U.S. Coal Exports Have Bright Future (The Desert Sun)
Is Coal Still Relevant as a Fossil Fuel Export Potential?
By Morris Beschloss, Special to The Desert Sun
Although the U.S. retains the largest coal reserves in the world, along with the top rung in natural gas, and just short of global leadership in oil, coal has become the target of frontal attacks by government agencies such as the EPA, as well as regulatory restraints that relegate this fossil fuel to a fading element of the past, headed for extinction.
The bankruptcy proceedings of Patriot Coal and the weakened position of Peabody would tend to reiterate the fading benefits of this once mighty power generation/industry element.
But a recent report from the National Center for Policy Analysis Research paints a more optimistic picture, despite the hammer blows of the Environmental Protection Agency. The EPA has done everything to curtail coal use, down to 38% of existing utility fossil fuels, while retaining most of its benefits of converting iron ore to steel. Additional expansions are prevented from utilizing coal as a powering agent.
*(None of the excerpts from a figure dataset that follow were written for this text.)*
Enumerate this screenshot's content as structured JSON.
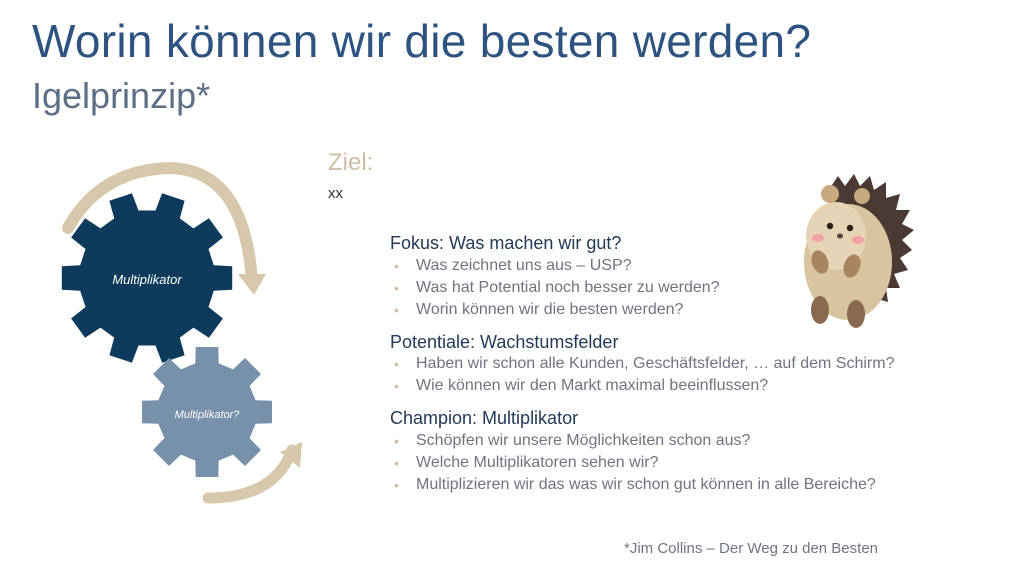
{
  "slide": {
    "title": "Worin können wir die besten werden?",
    "subtitle": "Igelprinzip*"
  },
  "goal": {
    "label": "Ziel:",
    "value": "xx"
  },
  "gears": {
    "large_label": "Multiplikator",
    "small_label": "Multiplikator?",
    "large_color": "#0e3a5c",
    "small_color": "#7891ab",
    "arrow_color": "#d7c8ac"
  },
  "sections": [
    {
      "heading": "Fokus: Was machen wir gut?",
      "bullets": [
        "Was zeichnet uns aus – USP?",
        "Was hat Potential noch besser zu werden?",
        "Worin können wir die besten werden?"
      ]
    },
    {
      "heading": "Potentiale: Wachstumsfelder",
      "bullets": [
        "Haben wir schon alle Kunden, Geschäftsfelder, … auf dem Schirm?",
        "Wie können wir den Markt maximal beeinflussen?"
      ]
    },
    {
      "heading": "Champion: Multiplikator",
      "bullets": [
        "Schöpfen wir unsere Möglichkeiten schon aus?",
        "Welche Multiplikatoren sehen wir?",
        "Multiplizieren wir das was wir schon gut können in alle Bereiche?"
      ]
    }
  ],
  "footnote": "*Jim Collins – Der Weg zu den Besten"
}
The NCPA report derives its increasingly optimistic conclusions from foreign demand for U.S. coal, which this research organization claims is on the rise. NCPA points to increasing demand from India, Japan, and especially China, which relies on coal for over 70% of its growing energy production.
Germany’s imports of American coal have doubled in the recent past. It continues to rise as Berlin attempts to eliminate all use of nuclear power generation by 2022.
The United Kingdom and the Netherlands were the two largest importers of American coal in 2013. American coal exports to Britain were 73% higher in the first three quarters of that year, as compared to the same period in 2012.
While NCPA admits to the greater amount of CO² and greenhouse gas emissions by coal as compared to natural gas and renewables, both undeveloped, developing, and even some European developed nations consider coal’s low cost for power generation a major factor. This, to some of these nations, is more important than “climatological purity.”
In the current seesaw between long-term climatological benefits and lower cost of “steel-making,” as well as heating, cooling, and power generation, coal’s ready availability and cost effectiveness wins out. Even China, which is attempting to “defumigate” its big cities, will still buy coal to supplement its insufficient indigenous resources from lesser climatically stringent exporters, if not the U.S.
At this point of American recovery, it would seem a greater tilt to economic export advantage might be the wiser decision in supporting America’s export revenues, hamstrung by the current “sky-high” dollars, and the potential cutback in oil production.